The Go team is working on a prototype command called
vgo. Currently, when you install third-party libraries with the
go get tool, the latest available version of a package is retrieved, even if it includes incompatibilities that can break your code. The
vgo tool will “help you manage the versions of the various packages your app requires, without introducing conflicts,” explains Jay McGavren, author of the forthcoming Head First Go.
The upcoming release of C# 8.0 will include a number of new features, notably nullable reference types. Andrew Stellman, coauthor of Head First C#, calls it “code safety for the rest of us,” as it causes the compiler to give warnings any time a reference type variable can potentially be assigned a null value, thus “giving developers a new way to write safer code.”
Stellman notes that another upcoming feature that has C# developers talking is asynchronous streams—
foreach await is a new version of the familiar
foreach keyword that will consume an asynchronous stream, represented by the
IAsyncEnumerable interface, automatically pausing the loop until the next value is available. Other expected new features include an asynchronous version of yield return and asynchronous disposables.

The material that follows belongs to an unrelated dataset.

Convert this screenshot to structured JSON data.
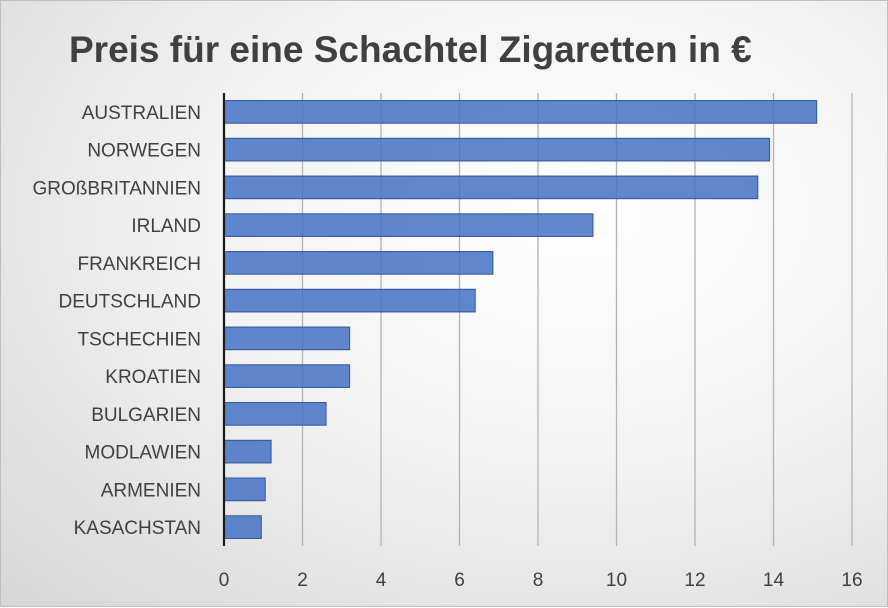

Kotlin's latest release (Kotlin 1.3, released in late October 2018) saw coroutines—lightweight threads that allow code to scale-out efficiently—graduated from experimental to stable status. Coroutines enable the creation of multiple pieces of code that can run asynchronously; for example, you can launch a background job (such as reading data from an external server) without the rest of your code having to wait for the job to complete before doing anything else. “This gives users a more fluid experience, and it also makes your application more scalable,” says David Griffiths, coauthor (along with Dawn Griffiths) of the forthcoming Head First Kotlin. Coroutines are also at the heart of Ktor, a new framework for building asynchronous servers and clients in connected systems using the Kotlin language.

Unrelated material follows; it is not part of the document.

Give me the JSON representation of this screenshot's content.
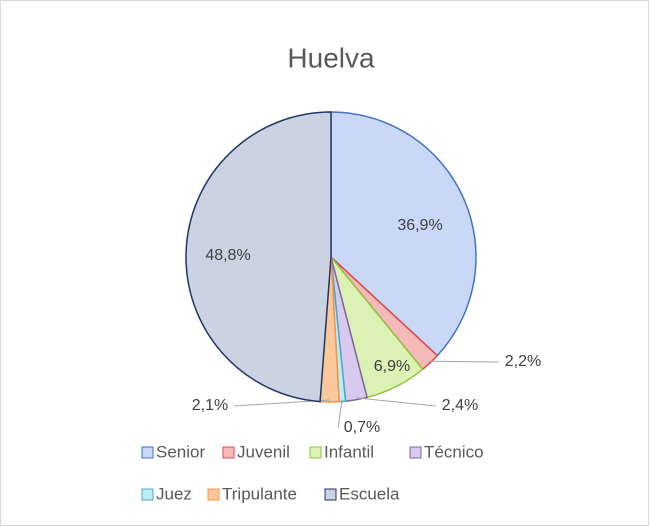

Looking ahead to 2019, Kotlin is “likely to see significant use beyond the Java world,” says Griffiths. “It is proving to be an excellent language for library builders. If you have an application that performs some complex financial calculation on the server, Kotlin allows you to convert that server code into a Kotlin library which can run on both the server and the client.” Also anticipated for Kotlin, according to Griffiths, are first-class immutability support for the language and features that reduce or eliminate shared mutable state in concurrent code.

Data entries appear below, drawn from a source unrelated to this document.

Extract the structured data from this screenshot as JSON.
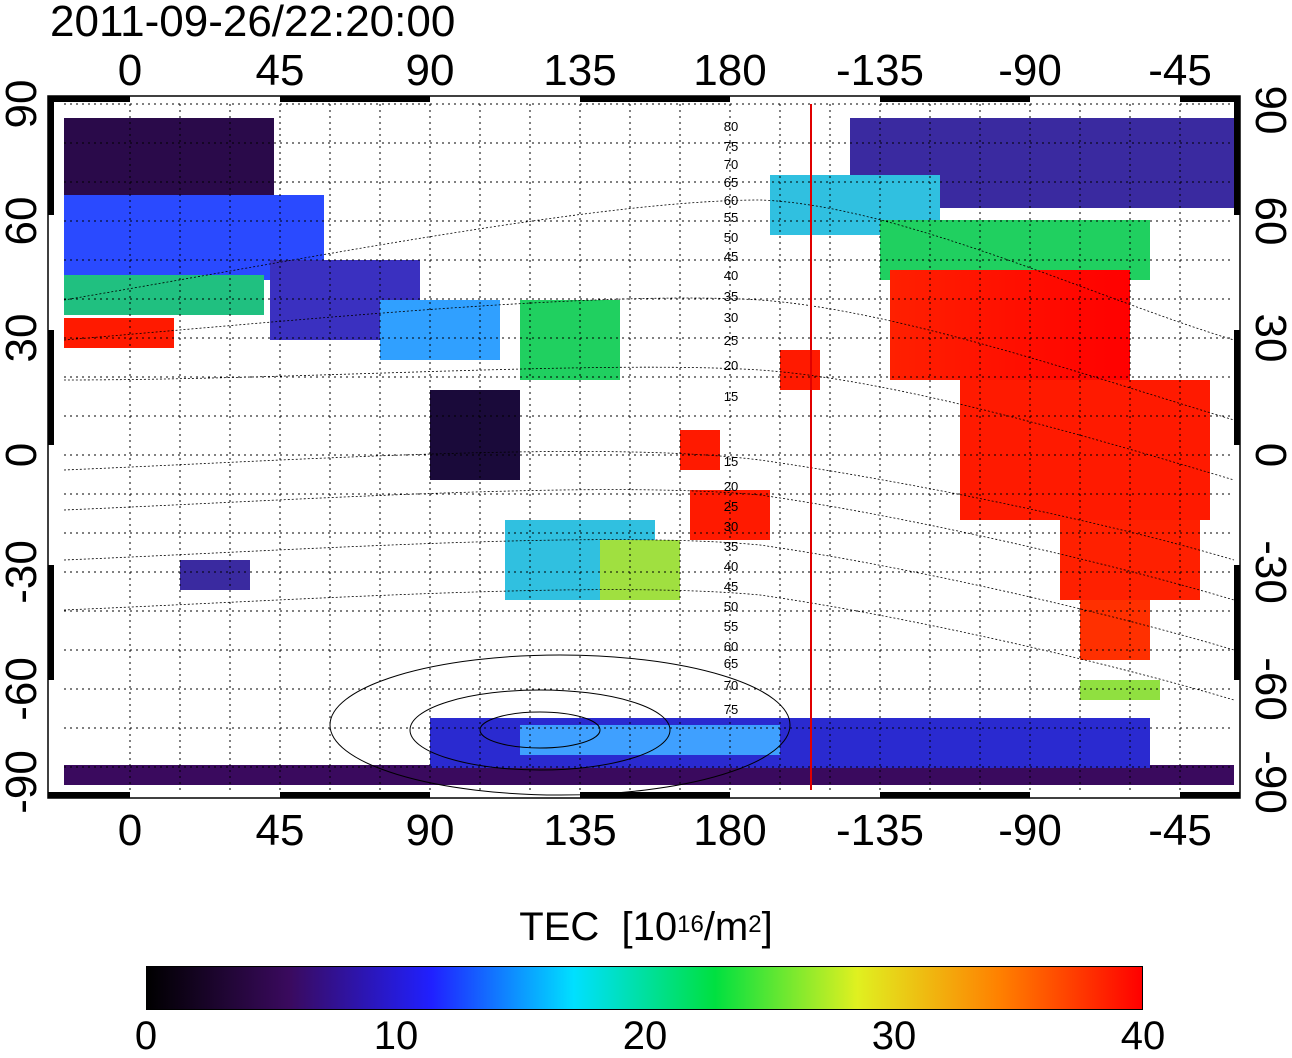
{
  "title": "2011-09-26/22:20:00",
  "map": {
    "lon_ticks": [
      "0",
      "45",
      "90",
      "135",
      "180",
      "-135",
      "-90",
      "-45"
    ],
    "lat_ticks": [
      "90",
      "60",
      "30",
      "0",
      "-30",
      "-60",
      "-90"
    ],
    "contour_labels": [
      "80",
      "75",
      "70",
      "65",
      "60",
      "55",
      "50",
      "45",
      "40",
      "35",
      "30",
      "25",
      "20",
      "15",
      "15",
      "20",
      "25",
      "30",
      "35",
      "40",
      "45",
      "50",
      "55",
      "60",
      "65",
      "70",
      "75"
    ],
    "terminator_color": "#e00000",
    "colormap": [
      "#000000",
      "#3a0a5e",
      "#2020ff",
      "#00e0ff",
      "#00e040",
      "#e0f020",
      "#ff8000",
      "#ff0000"
    ]
  },
  "colorbar": {
    "title": "TEC",
    "units_prefix": "[10",
    "units_exp": "16",
    "units_mid": "/m",
    "units_exp2": "2",
    "units_suffix": "]",
    "ticks": [
      "0",
      "10",
      "20",
      "30",
      "40"
    ],
    "range": [
      0,
      40
    ]
  }
}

Rust 2018, released in December, was the first major new edition of the language since Rust 1.0 in 2015. Rust 2018 introduced
async (asynchronous) functions and await expressions in order to make Rust more effective for writing network servers and other I/O-intensive applications. “An
async function can use an
await expression to suspend its execution until the data it needs becomes available,” says Jim Blandy, coauthor of Programming Rust. “Rust has supported asynchronous programming in one form or another for a long time,” he notes, “but
async functions provide a syntax for this sort of code that is a major improvement over what Rust has had before.”
“What’s next?” is the question that's always on every programmer’s mind. In 2019 and beyond, language design will continue to look for new ways to help programmers manage complexity and abstraction, as applications and data grow ever larger and become more crucial to the modern enterprise.